Football has become the second most popular sport in the country. Japan was the venue of the Intercontinental Cup from 1981 to 2004 and co-hosts the 2002 FIFA World Cup with South Korea. His national team is one of the biggest football teams in Asia, having won the Asian Cup a record four times. The women’s team won the 2011 FIFA Women’s World Cup by defeating the United States 2-2, 3-1 on penalties in the final.
Golf is also popular in Japan, as are forms of motor racing, such as Super GT and Formula Nippon. The Twin Ring Motegi was completed in 1997 by Honda, which produces the series engines, to add a Japanese event to the U.S. IndyCar Series championship.

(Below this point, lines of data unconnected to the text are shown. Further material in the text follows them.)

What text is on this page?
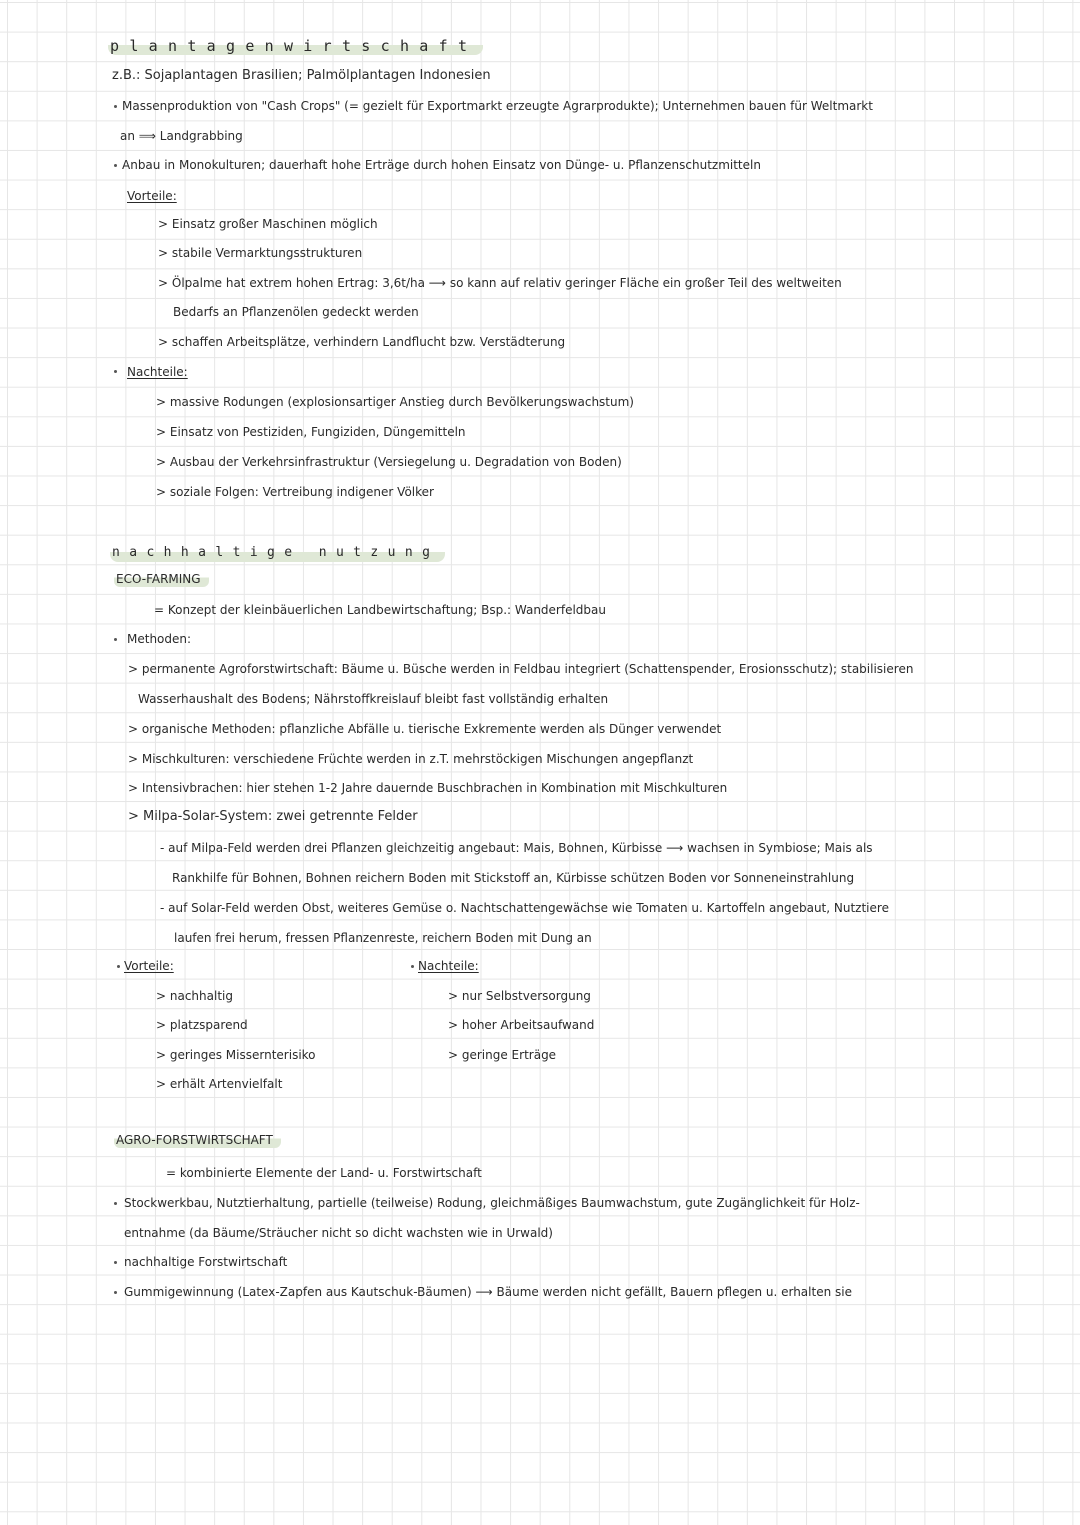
plantagenwirtschaft
z.B.: Sojaplantagen Brasilien; Palmölplantagen Indonesien
Massenproduktion von "Cash Crops" (= gezielt für Exportmarkt erzeugte Agrarprodukte); Unternehmen bauen für Weltmarkt
an ⟹ Landgrabbing
Anbau in Monokulturen; dauerhaft hohe Erträge durch hohen Einsatz von Dünge- u. Pflanzenschutzmitteln
Vorteile:
> Einsatz großer Maschinen möglich
> stabile Vermarktungsstrukturen
> Ölpalme hat extrem hohen Ertrag: 3,6t/ha ⟶ so kann auf relativ geringer Fläche ein großer Teil des weltweiten
Bedarfs an Pflanzenölen gedeckt werden
> schaffen Arbeitsplätze, verhindern Landflucht bzw. Verstädterung
Nachteile:
> massive Rodungen (explosionsartiger Anstieg durch Bevölkerungswachstum)
> Einsatz von Pestiziden, Fungiziden, Düngemitteln
> Ausbau der Verkehrsinfrastruktur (Versiegelung u. Degradation von Boden)
> soziale Folgen: Vertreibung indigener Völker
nachhaltige nutzung
ECO-FARMING
= Konzept der kleinbäuerlichen Landbewirtschaftung; Bsp.: Wanderfeldbau
Methoden:
> permanente Agroforstwirtschaft: Bäume u. Büsche werden in Feldbau integriert (Schattenspender, Erosionsschutz); stabilisieren
Wasserhaushalt des Bodens; Nährstoffkreislauf bleibt fast vollständig erhalten
> organische Methoden: pflanzliche Abfälle u. tierische Exkremente werden als Dünger verwendet
> Mischkulturen: verschiedene Früchte werden in z.T. mehrstöckigen Mischungen angepflanzt
> Intensivbrachen: hier stehen 1-2 Jahre dauernde Buschbrachen in Kombination mit Mischkulturen
> Milpa-Solar-System: zwei getrennte Felder
- auf Milpa-Feld werden drei Pflanzen gleichzeitig angebaut: Mais, Bohnen, Kürbisse ⟶ wachsen in Symbiose; Mais als
Rankhilfe für Bohnen, Bohnen reichern Boden mit Stickstoff an, Kürbisse schützen Boden vor Sonneneinstrahlung
- auf Solar-Feld werden Obst, weiteres Gemüse o. Nachtschattengewächse wie Tomaten u. Kartoffeln angebaut, Nutztiere
laufen frei herum, fressen Pflanzenreste, reichern Boden mit Dung an
Vorteile:
> nachhaltig
> platzsparend
> geringes Missernterisiko
> erhält Artenvielfalt
Nachteile:
> nur Selbstversorgung
> hoher Arbeitsaufwand
> geringe Erträge
AGRO-FORSTWIRTSCHAFT
= kombinierte Elemente der Land- u. Forstwirtschaft
Stockwerkbau, Nutztierhaltung, partielle (teilweise) Rodung, gleichmäßiges Baumwachstum, gute Zugänglichkeit für Holz-
entnahme (da Bäume/Sträucher nicht so dicht wachsten wie in Urwald)
nachhaltige Forstwirtschaft
Gummigewinnung (Latex-Zapfen aus Kautschuk-Bäumen) ⟶ Bäume werden nicht gefällt, Bauern pflegen u. erhalten sie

Honda has always had an active presence in Formula 1 and has even won several titles as an engine supplier with the McLaren team whose drivers included Alain Prost and Ayrton Senna in the 1980s and 1990s. The Japanese Grand Prix has been held at the Suzuka Circuit since 1987 (except in 2007 and 2008). The latter is one of the only circuits in the world to have the distinction of being in eight and not in a loop, a bridge spanning another part of the track. Previously, the Grand Prix was held at the Fuji Circuit in 1976, 1977, 2007 and 2008.
Western sports were introduced to Japan after the Meiji Restoration, and began to spread throughout the educational system. Among traditional sports, sumo is probably the most popular. Martial arts such as judo, karate, aikido and modern kendo are also widely practiced and appreciated in the country.
Wrestling is also very popular in the country with several promotions such as All Japan Pro Wrestling, Dragon Gate, DDT Pro-Wrestling, New Japan Pro-Wrestling, Pro Wrestling NOAH and Pro Wrestling Zero1.
The ninth edition of the Rugby World Cup, from September 20 to November 2, 2019, was the first to be held in an Asian country since its inception in 1987. Seventeen years after the 2002 World Cup, Japan has once again been at the center of the sporting world, hosting a major international competition. Enough to prepare the country’s sports bodies before the organization of the Tokyo Olympic Games in 2020.
Japan will host the 2020 Olympic Games in Tokyo in 2021.
Traditions in Japan
Since the year 760, a tradition of snorkeling has been practiced around the archipelago by old villagers named ama. Thus, until the mid-twentieth century, these remarkable divers were still more than 10,000 to play with the depths of the ocean to collect pearls, shells and crustaceans. Today, there are only 2,000 ama in Japan, half of which are concentrated in Mie Prefecture, a sparsely populated region more than 300 km southwest of Tokyo. One of the reasons for the decline of their fishery is the regression of the seaweed carpet and its biotope. As new recruits are scarce, the average age in 2011 is 67. Also, the next decade could see the disappearance of freediving fishing. The seaside resort of Toba is home to young fishermen who act as a tourist attraction.
Freedom of the press in Japan
Between 2010 and 2016, Japan fell from 11th to 72nd place in Reporters Without Borders annual press freedom rankings. This situation can be explained in particular by the increased authoritarianism of the authorities since Shinzō Abe’s return to power: according to The Guardian, several journalists have lost their jobs for criticizing the government’s policy; Many textbooks were also reportedly censored if they did not fit the view of history promoted by the authorities. The Japanese Deputy Prime Minister, Tarō Asō, had also considered it necessary to amend the constitution to make it faithful to the values supported by the government.
Codes
Japan has the following codes:
- J, according to the list of international number plate codes;
- JA, according to the list of country codes used by NATO, alpha-2 code;
- .jp, according to the Internet Domain Code;
- JP, according to ISO 3166-1 (list of country codes), Japan has the alpha-2 code;
- JPN, in ISO 3166-1, alpha-3 code (list of country codes);
- JPN, according to the IOC country code list;
- JPN, according to the list of country codes used by NATO, alpha-3 code;
- RJ, according to the list of ICAO airport code prefixes.